早朝のニューヨーク。ビリー・ワン[王比莉](Awkwafina[林家珍])が歩きながら、チャンチュン[长春]で暮らす「ナイナイ(奶奶:父方の祖母)」(Zhao Shu-zhen[趙淑珍])に電話する。25年前、ビリーがまだ6歳のとき、父ハイイェン・ワン[王海燕](Tzi Ma[马泰])と母ジエン・ルー[陆建](Diana Lin[林晓杰])とともにアメリカに渡ったが、それでもビリーはずっとナイナイを慕っていた。
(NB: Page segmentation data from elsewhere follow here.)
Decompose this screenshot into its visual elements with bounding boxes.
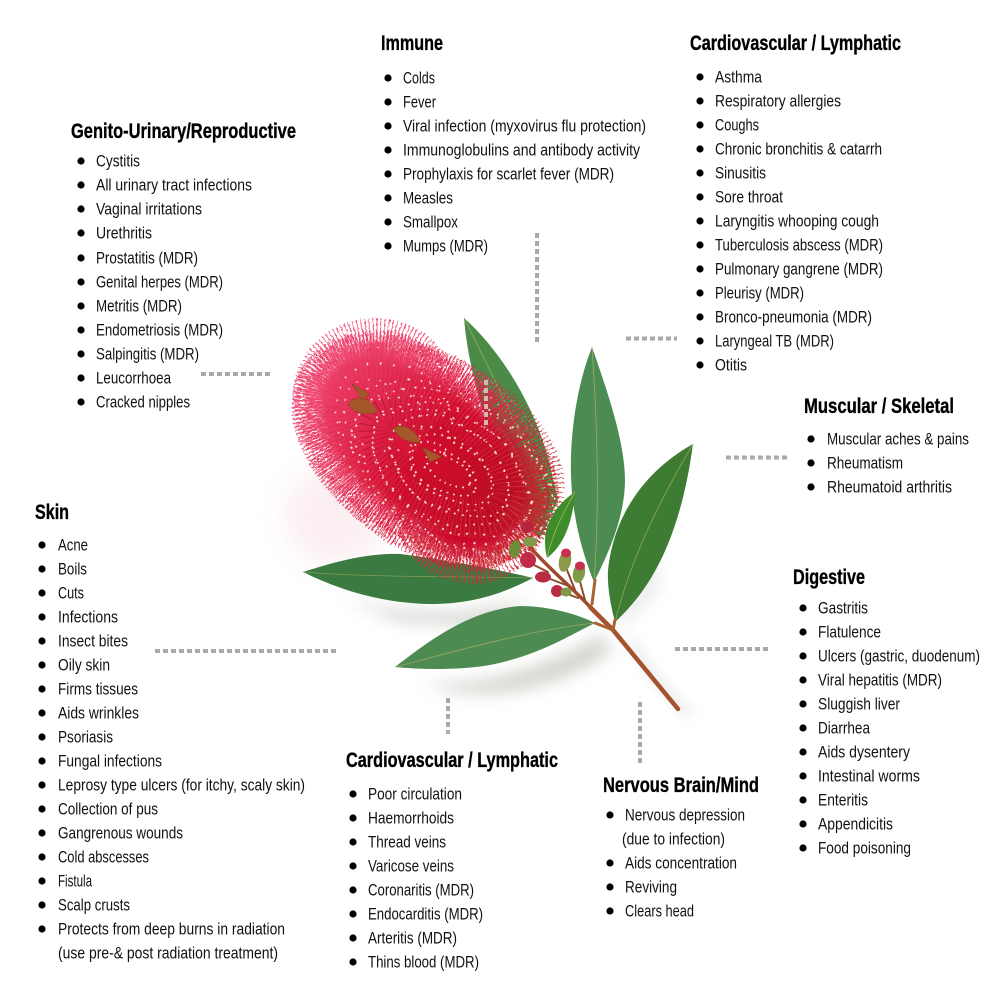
soft shadows: [285, 465, 690, 715]
panel: immune: [381, 32, 646, 256]
list: cardiovascular lymphatic bottom: Haemorrhoids: [368, 808, 454, 828]
list: nervous brain mind: Clears head: [625, 902, 694, 920]
list: digestive: Flatulence: [818, 622, 881, 642]
list: cardiovascular lymphatic top: Sore throat: [715, 188, 783, 206]
list: genito-urinary reproductive: Metritis (MDR): [96, 296, 182, 316]
list: skin: (use pre-& post radiation treatment): [58, 944, 278, 962]
list: digestive: Appendicitis: [818, 814, 893, 834]
heading: immune: Immune: [381, 32, 443, 55]
heading: genito-urinary reproductive: Genito-Urinary/Reproductive: [71, 120, 296, 143]
list: skin: [38, 536, 305, 962]
list: muscular skeletal: Rheumatoid arthritis: [827, 478, 952, 496]
list: skin: Psoriasis: [58, 728, 113, 746]
list: cardiovascular lymphatic top: Laryngeal TB (MDR): [715, 332, 834, 350]
dotted connector over flower: [484, 380, 488, 426]
flower buds: [508, 521, 587, 597]
list: cardiovascular lymphatic top: Pulmonary gangrene (MDR): [715, 260, 883, 278]
panel: nervous brain mind: [603, 774, 759, 920]
panel: genito-urinary reproductive: [71, 120, 296, 412]
list: cardiovascular lymphatic top: Chronic bronchitis & catarrh: [715, 140, 882, 158]
dotted connector: genito-urinary: [201, 372, 270, 376]
list: skin: Gangrenous wounds: [58, 824, 183, 842]
list: immune: Smallpox: [403, 212, 458, 232]
list: digestive: Aids dysentery: [818, 742, 910, 762]
list: digestive: [799, 598, 980, 858]
flower lobes fill: [326, 346, 518, 554]
list: cardiovascular lymphatic bottom: Endocarditis (MDR): [368, 904, 483, 924]
list: cardiovascular lymphatic top: Pleurisy (MDR): [715, 284, 804, 302]
list: cardiovascular lymphatic top: Bronco-pneumonia (MDR): [715, 308, 872, 326]
dotted connector: digestive: [675, 647, 769, 651]
leaf: small bright: [545, 492, 575, 558]
list: cardiovascular lymphatic top: Otitis: [715, 356, 747, 374]
dotted connector: skin: [155, 649, 338, 653]
dotted connector: cardiovascular top: [626, 336, 677, 340]
list: nervous brain mind: Nervous depression: [625, 806, 745, 824]
list: nervous brain mind: [606, 806, 745, 920]
list: digestive: Diarrhea: [818, 718, 870, 738]
list: digestive: Food poisoning: [818, 838, 911, 858]
leaf: left lower: [303, 554, 533, 604]
list: cardiovascular lymphatic top: Sinusitis: [715, 164, 766, 182]
list: immune: Prophylaxis for scarlet fever (MDR): [403, 164, 614, 184]
leaf: lower: [395, 606, 595, 669]
heading: cardiovascular lymphatic bottom: Cardiovascular / Lymphatic: [346, 749, 558, 772]
list: genito-urinary reproductive: Urethritis: [96, 224, 152, 242]
list: skin: Cuts: [58, 584, 84, 602]
list: cardiovascular lymphatic top: Laryngitis whooping cough: [715, 212, 879, 230]
stem: [528, 547, 678, 709]
list: genito-urinary reproductive: Leucorrhoea: [96, 368, 171, 388]
list: cardiovascular lymphatic bottom: Thins blood (MDR): [368, 952, 479, 972]
list: skin: Fistula: [58, 872, 92, 890]
list: cardiovascular lymphatic bottom: [349, 784, 483, 972]
list: skin: Protects from deep burns in radiation: [58, 920, 285, 938]
inner filament texture: [319, 355, 531, 545]
dense flower core: [289, 327, 561, 573]
list: cardiovascular lymphatic bottom: Varicose veins: [368, 856, 454, 876]
panel: muscular skeletal: [804, 395, 969, 496]
list: digestive: Intestinal worms: [818, 766, 920, 786]
list: cardiovascular lymphatic bottom: Poor circulation: [368, 784, 462, 804]
panel: cardiovascular lymphatic top: [690, 32, 901, 374]
list: skin: Insect bites: [58, 632, 128, 650]
list: digestive: Sluggish liver: [818, 694, 900, 714]
list: cardiovascular lymphatic bottom: Thread veins: [368, 832, 446, 852]
leaf: behind flower: [464, 318, 558, 540]
list: cardiovascular lymphatic top: Coughs: [715, 116, 759, 134]
brown bracts: [348, 384, 442, 462]
dotted connector: nervous: [638, 702, 642, 763]
list: genito-urinary reproductive: [77, 152, 252, 412]
flower head: [250, 288, 600, 612]
panel: skin: [35, 501, 305, 962]
list: genito-urinary reproductive: All urinary tract infections: [96, 176, 252, 194]
list: skin: Leprosy type ulcers (for itchy, scaly skin): [58, 776, 305, 794]
list: skin: Scalp crusts: [58, 896, 130, 914]
list: genito-urinary reproductive: Cystitis: [96, 152, 140, 170]
list: immune: [384, 68, 646, 256]
list: skin: Boils: [58, 560, 87, 578]
stamen spikes: [274, 310, 578, 592]
leaf: vertical: [571, 347, 625, 582]
list: genito-urinary reproductive: Vaginal irritations: [96, 200, 202, 218]
list: genito-urinary reproductive: Cracked nipples: [96, 392, 190, 412]
list: skin: Oily skin: [58, 656, 110, 674]
list: genito-urinary reproductive: Endometriosis (MDR): [96, 320, 223, 340]
list: cardiovascular lymphatic top: Tuberculosis abscess (MDR): [715, 236, 883, 254]
dotted connector: immune: [535, 233, 539, 342]
list: skin: Infections: [58, 608, 118, 626]
list: nervous brain mind: (due to infection): [622, 830, 725, 848]
heading: digestive: Digestive: [793, 566, 865, 589]
list: immune: Colds: [403, 68, 435, 88]
list: skin: Cold abscesses: [58, 848, 149, 866]
heading: cardiovascular lymphatic top: Cardiovascular / Lymphatic: [690, 32, 901, 55]
list: digestive: Gastritis: [818, 598, 868, 618]
list: digestive: Viral hepatitis (MDR): [818, 670, 942, 690]
list: immune: Viral infection (myxovirus flu protection): [403, 116, 646, 136]
list: cardiovascular lymphatic top: [696, 68, 883, 374]
list: genito-urinary reproductive: Salpingitis (MDR): [96, 344, 199, 364]
heading: nervous brain mind: Nervous Brain/Mind: [603, 774, 759, 797]
list: muscular skeletal: [807, 430, 969, 496]
panel: cardiovascular lymphatic bottom: [346, 749, 558, 972]
list: nervous brain mind: Aids concentration: [625, 854, 737, 872]
list: skin: Fungal infections: [58, 752, 162, 770]
heading: muscular skeletal: Muscular / Skeletal: [804, 395, 954, 418]
pale anther dots: [291, 330, 587, 601]
list: immune: Fever: [403, 92, 436, 112]
list: skin: Aids wrinkles: [58, 704, 139, 722]
list: cardiovascular lymphatic bottom: Coronaritis (MDR): [368, 880, 474, 900]
list: immune: Immunoglobulins and antibody activity: [403, 140, 640, 160]
list: immune: Mumps (MDR): [403, 236, 488, 256]
outer pale tips: [250, 288, 600, 612]
list: skin: Collection of pus: [58, 800, 158, 818]
list: digestive: Enteritis: [818, 790, 868, 810]
list: genito-urinary reproductive: Genital herpes (MDR): [96, 272, 223, 292]
list: skin: Firms tissues: [58, 680, 138, 698]
list: cardiovascular lymphatic top: Asthma: [715, 68, 762, 86]
list: genito-urinary reproductive: Prostatitis (MDR): [96, 248, 198, 268]
dotted connector: cardiovascular bottom: [446, 698, 450, 734]
list: immune: Measles: [403, 188, 453, 208]
list: skin: Acne: [58, 536, 88, 554]
leaf: right: [608, 444, 693, 622]
list: cardiovascular lymphatic top: Respiratory allergies: [715, 92, 841, 110]
heading: skin: Skin: [35, 501, 69, 524]
illustration: bottlebrush flower branch: [250, 288, 693, 715]
dotted connector: muscular: [726, 456, 787, 460]
list: nervous brain mind: Reviving: [625, 878, 677, 896]
panel: digestive: [793, 566, 980, 858]
list: muscular skeletal: Rheumatism: [827, 454, 903, 472]
list: cardiovascular lymphatic bottom: Arteritis (MDR): [368, 928, 457, 948]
ナイナイは妹(Lu Hong[卢虹])の付き添いで肺の影について精密検査を受けるために病院に来ていたが、孫娘に心配をかけまいとそのことについては説明しない。まだ寝ていないのかい? こっちは早朝だよ。寒いんじゃないかい? 大丈夫だけどナイナイは? いつの間にか居着いたリー(Yang Xuejian[杨学建])さんと安穏だよ。一人じゃ何かと淋しいからね。作家を志すビリーは収入が安定せず、家賃も1月分滞納している。グッゲンハイム奨学金に応募していたが、不採用の通知が届いてしまった。実家を訪ねると、いつもの通り母の口からは次々と小言が繰り出される。そして、ビリーの従兄であるハオハオ(Chen Han[陈涵])の結婚式に出席するため、二人は近々チャンチュンに行くと言う。唯一の従兄なのだからと出席を望むビリーに母は来なくていいという。ビリーは父がいつもと違って元気のないことに気が付く。何か隠しているんじゃないかと両親に問い質すと、ナイナイが肺癌のステージ4で、余命が3ヶ月もないと告げられる。衝撃の事実。しかも結婚式は皆がナイナイに会うために集まる口実だという。診断結果はナイナイには伝えない方がいいと決めたんだ。何がいいの? 中国の人たちは癌ではなくて、癌に対する怖れで亡くなるからよ。なぜ私が行ってはいけないの? お前は表情に出してしまうからさ。ビリーは一人地下鉄のホームで電車を待っていると、恰もスリットアニメのように、走り抜ける電車越しにナイナイの姿を見た気がした。居ても立ってもいられなくなったビリーは両親の後を追うように飛行機に乗ってチャンチュンに向かう。ナイナイの住むアパルトマン。ビリーを迎え入れたのはリーさん。部屋に入ると、日本で生活している父の兄ワン・ハイビン[王海滨](Jiang Yongbo[姜永波])の家族をはじめとした親族と「花嫁」役の愛子(水原碧衣)が大きな円卓を囲み食事をしていた。表情の硬いビリーの予定外の登場に両親や兄夫婦は怪訝な表情を浮かべるが、ナイナイは大喜び。痩せたと聞いていたけど全く変わらないねえなどとビリーを歓迎するのだった。

 

肺癌で余命3ヶ月を宣告された祖母に告知をしないまま、親族が集まって祖母に別れを告げる口実として行われる結婚式を描く。癌告知という重いテーマを扱いながら、また親戚が集まるといろいろな問題も起こり得るだろうが、ウィットに富んだ軽やかで暖かい作品に仕上げている。観客を選ばない佳品。
愛する祖母との別れが迫ってることの悲しみに加え、告知する方が人生を悔いなく生きられると考えながら秘密を守る葛藤を抱く孫娘ビリー・ワンをAwkwafinaが好演。表情が素晴らしい。ナイナイ(Zhao Shu-zhen)やその二人の息子(Tzi MaとJiang Yongbo)をはじめ、一族の面々がいかにも親戚にいそうなキャラクターをうまく演じていて、親近感が湧く。
ビリーが作家として未だ成功せず、奨学金も得られないという鳴かず飛ばずの状況を冒頭で描いていることが利いている。期待を寄せてくれている人に期待に応える姿を見せられないことくらい切ないことはないのだ。ましてや相手は死期が迫っていて、「またの機会」はないのだから。
故郷が姿を変じ、馴染みのある風景が失われてしまった中、ナイナイこそが故郷そのものである。